Iran nadal nie ma dostępu do 29 mld dolarów swoich aktywów, które są zamrożone na zagranicznych kontach - poinformował w niedzielę Banku Centralnego Iranu (CBI) Waliollah Seif. Dotąd w tym kontekście często mówiono o kwocie ponad 100 mld dol.
Stany Zjednoczone szacują, że zamrożone różne irańskie aktywa, w tym rezerwy walutowe warte są między 100 a 150 mld dol. Seif powiedział, że różnica między oceną Teheranu a Waszyngtonu wynika z tego, że Amerykanie doliczają do zamrożonego mienia 35 mld dol. związanych z projektami naftowymi i 22 mld dol. zdeponowane w Chinach.
Od podpisania wstępnego porozumienia między Teheranem a sześcioma mocarstwami w sprawie irańskiego programu nuklearnego w 2013 roku Iran odzyskał około 10 mld dol. zablokowanych w różnych zagranicznych bankach - podały irańskie media.
Ostateczne porozumienie podpisane niedawno w Genewie powinno pozwolić na odblokowanie pozostałych aktywów Irany w ciągu najbliższych kilku miesięcy - prognozuje AFP.
Irańska gospodarka po latach zachodnich sankcji i embarga na eksport ropy potrzebuje dofinansowania, a nade wszystko zagranicznych inwestycji w najważniejszy dla niej sektor surowców energetycznych. Instalacje naftowe Iranu są przestarzałe.
- Gospodarka kraju jest w stanie zaabsorbować od 200 do 300 mld dol. zagranicznych inwestycji - powiedział szef CBI.
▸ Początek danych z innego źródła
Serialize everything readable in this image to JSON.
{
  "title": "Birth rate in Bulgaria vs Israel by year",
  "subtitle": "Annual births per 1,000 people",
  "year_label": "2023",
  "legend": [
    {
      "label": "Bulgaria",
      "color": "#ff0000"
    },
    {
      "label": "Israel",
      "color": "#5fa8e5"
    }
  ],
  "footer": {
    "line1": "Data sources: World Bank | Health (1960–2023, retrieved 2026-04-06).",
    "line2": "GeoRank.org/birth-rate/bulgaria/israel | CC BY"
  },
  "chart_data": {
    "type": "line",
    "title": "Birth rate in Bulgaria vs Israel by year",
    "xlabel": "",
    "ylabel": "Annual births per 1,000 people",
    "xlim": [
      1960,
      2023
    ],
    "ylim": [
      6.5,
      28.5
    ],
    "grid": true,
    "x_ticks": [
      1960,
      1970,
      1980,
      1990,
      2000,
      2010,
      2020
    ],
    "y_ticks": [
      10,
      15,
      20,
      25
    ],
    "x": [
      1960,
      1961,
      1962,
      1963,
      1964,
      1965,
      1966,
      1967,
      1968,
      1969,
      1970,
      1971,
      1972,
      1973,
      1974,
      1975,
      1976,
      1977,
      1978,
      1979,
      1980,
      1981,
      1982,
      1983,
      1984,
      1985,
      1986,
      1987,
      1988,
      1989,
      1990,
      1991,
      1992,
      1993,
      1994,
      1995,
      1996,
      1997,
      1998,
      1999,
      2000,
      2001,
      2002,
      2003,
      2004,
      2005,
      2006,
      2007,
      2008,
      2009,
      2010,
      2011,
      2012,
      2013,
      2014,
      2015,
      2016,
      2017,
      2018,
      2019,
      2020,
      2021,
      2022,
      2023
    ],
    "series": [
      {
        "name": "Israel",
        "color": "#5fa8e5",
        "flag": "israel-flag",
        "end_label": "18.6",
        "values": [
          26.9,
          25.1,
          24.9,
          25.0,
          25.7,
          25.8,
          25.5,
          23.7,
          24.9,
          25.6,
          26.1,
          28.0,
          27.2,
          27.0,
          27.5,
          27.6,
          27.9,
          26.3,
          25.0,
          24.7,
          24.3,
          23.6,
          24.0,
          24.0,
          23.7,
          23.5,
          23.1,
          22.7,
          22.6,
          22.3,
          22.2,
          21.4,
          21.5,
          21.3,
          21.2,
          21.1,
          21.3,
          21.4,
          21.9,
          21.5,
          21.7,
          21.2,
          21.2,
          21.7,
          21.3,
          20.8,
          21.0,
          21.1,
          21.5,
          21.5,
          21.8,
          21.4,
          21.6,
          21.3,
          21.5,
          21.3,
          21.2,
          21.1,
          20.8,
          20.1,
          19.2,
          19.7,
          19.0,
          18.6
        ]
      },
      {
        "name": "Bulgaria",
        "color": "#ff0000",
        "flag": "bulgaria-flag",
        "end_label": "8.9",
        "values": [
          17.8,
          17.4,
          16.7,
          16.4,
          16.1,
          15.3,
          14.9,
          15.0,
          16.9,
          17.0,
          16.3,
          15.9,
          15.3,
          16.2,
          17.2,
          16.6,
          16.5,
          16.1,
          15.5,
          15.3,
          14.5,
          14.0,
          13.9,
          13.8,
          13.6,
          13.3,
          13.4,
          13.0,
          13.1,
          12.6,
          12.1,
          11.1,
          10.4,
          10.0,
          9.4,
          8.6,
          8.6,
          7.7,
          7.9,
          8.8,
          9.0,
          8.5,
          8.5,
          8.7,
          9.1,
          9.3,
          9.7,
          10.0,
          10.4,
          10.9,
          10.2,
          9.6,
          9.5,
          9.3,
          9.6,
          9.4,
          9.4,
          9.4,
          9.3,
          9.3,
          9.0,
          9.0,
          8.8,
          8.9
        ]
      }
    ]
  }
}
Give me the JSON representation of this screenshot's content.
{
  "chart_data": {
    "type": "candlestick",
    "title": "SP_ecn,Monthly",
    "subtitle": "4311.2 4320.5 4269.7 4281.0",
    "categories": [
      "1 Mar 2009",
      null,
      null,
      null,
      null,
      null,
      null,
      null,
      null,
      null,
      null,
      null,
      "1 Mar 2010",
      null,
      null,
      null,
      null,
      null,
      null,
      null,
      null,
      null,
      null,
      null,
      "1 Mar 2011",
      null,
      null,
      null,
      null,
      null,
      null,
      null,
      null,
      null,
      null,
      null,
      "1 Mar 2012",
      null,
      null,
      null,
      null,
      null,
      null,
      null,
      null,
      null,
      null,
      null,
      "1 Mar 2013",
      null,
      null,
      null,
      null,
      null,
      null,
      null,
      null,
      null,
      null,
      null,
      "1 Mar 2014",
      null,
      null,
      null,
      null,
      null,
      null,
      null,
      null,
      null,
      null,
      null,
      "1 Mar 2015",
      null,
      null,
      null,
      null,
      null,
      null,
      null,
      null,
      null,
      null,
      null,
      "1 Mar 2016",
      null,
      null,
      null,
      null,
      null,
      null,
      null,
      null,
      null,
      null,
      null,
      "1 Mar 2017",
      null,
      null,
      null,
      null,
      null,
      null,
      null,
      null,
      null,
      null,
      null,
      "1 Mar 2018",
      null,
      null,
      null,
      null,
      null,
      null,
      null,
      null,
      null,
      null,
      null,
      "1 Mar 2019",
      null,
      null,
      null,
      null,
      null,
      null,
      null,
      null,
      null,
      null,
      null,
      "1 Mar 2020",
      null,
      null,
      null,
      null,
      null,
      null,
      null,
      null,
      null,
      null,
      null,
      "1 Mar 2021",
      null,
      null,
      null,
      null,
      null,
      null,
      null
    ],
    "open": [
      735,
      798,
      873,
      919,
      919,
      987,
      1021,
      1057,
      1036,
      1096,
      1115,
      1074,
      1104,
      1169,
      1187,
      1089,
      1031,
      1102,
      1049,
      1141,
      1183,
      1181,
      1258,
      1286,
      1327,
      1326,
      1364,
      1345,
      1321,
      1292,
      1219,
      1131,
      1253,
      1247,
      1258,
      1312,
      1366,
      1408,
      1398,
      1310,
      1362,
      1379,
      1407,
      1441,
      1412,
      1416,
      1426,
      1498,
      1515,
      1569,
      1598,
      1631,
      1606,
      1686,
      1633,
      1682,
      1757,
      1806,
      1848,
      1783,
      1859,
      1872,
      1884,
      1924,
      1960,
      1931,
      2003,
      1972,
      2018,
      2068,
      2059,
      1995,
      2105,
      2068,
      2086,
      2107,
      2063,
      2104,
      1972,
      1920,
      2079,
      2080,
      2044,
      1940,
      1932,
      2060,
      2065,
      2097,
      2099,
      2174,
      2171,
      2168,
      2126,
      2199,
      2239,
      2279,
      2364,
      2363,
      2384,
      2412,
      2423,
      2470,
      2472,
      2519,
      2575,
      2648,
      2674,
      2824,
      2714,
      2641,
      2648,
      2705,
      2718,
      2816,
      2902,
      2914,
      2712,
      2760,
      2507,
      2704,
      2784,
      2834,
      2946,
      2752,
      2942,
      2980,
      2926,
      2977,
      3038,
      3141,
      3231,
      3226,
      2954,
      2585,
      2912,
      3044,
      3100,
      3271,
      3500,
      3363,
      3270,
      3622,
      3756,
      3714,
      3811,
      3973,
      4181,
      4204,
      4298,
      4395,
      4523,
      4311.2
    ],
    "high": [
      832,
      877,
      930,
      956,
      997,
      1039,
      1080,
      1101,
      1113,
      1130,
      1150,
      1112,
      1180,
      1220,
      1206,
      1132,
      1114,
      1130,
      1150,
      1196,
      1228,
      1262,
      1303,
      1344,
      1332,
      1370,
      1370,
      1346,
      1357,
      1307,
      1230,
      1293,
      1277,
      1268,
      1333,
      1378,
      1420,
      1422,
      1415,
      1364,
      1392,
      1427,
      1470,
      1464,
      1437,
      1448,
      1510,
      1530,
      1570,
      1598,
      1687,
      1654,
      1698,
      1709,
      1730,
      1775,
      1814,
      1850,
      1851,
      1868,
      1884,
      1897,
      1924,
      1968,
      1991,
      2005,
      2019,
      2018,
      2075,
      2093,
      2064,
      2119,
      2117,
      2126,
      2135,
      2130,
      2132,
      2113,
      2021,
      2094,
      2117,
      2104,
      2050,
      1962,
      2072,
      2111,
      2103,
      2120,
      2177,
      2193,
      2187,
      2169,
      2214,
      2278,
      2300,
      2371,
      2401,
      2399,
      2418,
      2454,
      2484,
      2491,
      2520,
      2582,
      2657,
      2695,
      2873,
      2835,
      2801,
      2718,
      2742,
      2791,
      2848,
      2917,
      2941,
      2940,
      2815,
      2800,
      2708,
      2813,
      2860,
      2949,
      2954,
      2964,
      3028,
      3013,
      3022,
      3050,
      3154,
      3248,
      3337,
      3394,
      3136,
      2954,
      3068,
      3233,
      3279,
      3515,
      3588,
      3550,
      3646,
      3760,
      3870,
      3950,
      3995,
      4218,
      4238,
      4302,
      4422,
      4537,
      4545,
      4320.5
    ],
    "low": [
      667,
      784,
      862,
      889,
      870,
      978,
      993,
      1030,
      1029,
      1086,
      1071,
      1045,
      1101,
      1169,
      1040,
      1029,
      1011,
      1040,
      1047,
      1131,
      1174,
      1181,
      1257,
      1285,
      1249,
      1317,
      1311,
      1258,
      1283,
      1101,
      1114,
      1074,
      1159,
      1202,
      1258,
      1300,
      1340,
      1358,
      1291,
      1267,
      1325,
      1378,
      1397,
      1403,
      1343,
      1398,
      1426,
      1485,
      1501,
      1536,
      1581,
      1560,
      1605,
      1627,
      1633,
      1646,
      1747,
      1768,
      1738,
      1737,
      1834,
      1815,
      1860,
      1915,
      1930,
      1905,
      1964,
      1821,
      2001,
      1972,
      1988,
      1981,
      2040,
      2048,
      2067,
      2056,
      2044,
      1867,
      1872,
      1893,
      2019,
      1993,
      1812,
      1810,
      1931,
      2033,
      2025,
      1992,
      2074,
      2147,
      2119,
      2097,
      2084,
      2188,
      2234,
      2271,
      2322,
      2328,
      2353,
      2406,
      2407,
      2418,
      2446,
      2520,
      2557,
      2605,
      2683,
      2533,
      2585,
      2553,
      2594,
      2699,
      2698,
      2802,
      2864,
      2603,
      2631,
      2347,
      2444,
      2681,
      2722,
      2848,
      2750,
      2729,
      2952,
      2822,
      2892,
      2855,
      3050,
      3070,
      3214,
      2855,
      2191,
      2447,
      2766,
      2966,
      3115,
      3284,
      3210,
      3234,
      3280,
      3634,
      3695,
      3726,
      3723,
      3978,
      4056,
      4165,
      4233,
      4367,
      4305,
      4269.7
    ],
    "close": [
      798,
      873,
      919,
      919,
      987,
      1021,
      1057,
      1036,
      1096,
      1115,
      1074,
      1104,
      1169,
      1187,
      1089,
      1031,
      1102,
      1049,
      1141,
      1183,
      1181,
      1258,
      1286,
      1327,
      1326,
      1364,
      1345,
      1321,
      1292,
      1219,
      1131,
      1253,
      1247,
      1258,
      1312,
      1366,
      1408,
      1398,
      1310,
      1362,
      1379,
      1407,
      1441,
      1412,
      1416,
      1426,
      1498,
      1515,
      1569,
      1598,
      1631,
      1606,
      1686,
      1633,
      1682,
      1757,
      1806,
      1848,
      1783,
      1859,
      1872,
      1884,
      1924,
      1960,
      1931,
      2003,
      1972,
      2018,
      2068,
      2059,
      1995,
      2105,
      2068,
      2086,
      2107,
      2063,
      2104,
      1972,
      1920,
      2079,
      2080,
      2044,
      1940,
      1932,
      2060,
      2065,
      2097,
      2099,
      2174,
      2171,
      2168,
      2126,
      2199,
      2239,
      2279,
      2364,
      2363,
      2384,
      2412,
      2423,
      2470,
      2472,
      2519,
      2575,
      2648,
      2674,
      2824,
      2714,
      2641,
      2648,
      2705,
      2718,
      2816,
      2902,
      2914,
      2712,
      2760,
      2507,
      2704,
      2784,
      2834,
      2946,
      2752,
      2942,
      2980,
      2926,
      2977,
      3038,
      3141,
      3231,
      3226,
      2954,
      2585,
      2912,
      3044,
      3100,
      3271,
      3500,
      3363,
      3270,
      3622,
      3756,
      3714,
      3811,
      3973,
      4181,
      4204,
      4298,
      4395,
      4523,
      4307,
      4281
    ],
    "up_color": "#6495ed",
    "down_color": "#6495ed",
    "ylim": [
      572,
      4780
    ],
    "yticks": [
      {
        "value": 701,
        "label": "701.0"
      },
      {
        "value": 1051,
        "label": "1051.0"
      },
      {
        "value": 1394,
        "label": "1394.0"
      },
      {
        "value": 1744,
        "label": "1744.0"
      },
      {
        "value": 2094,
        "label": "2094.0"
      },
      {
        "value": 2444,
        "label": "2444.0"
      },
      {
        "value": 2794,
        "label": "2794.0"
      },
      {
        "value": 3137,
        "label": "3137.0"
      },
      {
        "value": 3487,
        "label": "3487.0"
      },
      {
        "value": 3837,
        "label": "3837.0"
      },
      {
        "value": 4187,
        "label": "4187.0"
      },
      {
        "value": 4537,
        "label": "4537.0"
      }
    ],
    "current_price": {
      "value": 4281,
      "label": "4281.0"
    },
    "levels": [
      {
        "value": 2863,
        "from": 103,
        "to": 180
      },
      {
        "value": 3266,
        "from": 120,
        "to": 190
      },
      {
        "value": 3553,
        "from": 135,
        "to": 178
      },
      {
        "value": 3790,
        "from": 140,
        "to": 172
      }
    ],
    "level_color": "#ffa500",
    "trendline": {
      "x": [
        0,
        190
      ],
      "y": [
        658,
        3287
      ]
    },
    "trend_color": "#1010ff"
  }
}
Ocenia się jednak, że Teheran może szybko spieniężyć spore rezerwy ropy; zgromadzone na tankowcach zapasy surowca sięgają 40 mln baryłek, które po zniesieniu ograniczeń mogą natychmiast trafić na rynek - podał amerykański ośrodek Stratfor.
Modernizując instalacje wydobywcze - najpewniej z pomocą żywo tym zainteresowanych zagranicznych koncernów naftowych - Iran może w ciągu sześciu miesięcy przyśpieszyć tempo produkcji i eksportu o około 500 tys. do 800 tys. baryłek dziennie; nie tylko rozrusza to irańską gospodarkę, ale stworzy silną presję na światowe ceny ropy - napisał niedawno "Financial Times".
Europejskie giganty naftowe i wiele innych firm liczy na rozwój wymiany handlowej i współpracy z Iranem. Wicekanclerz Niemiec Sigmar Gabriel złożył już trzydniową wizytę w Iranie, podczas której spotkał się z prezydentem Hasanem Rowhanim oraz czołowymi ministrami. Wicekanclerzowi towarzyszyła delegacja niemieckich biznesmenów, w tym szefowie wielkich koncernów - Linde i BASF.
Przed nałożeniem sankcji Berlin był najważniejszym eksporterem towarów do Iranu, jednak od 2007 roku Niemcy zostały wyprzedzone przez Chiny.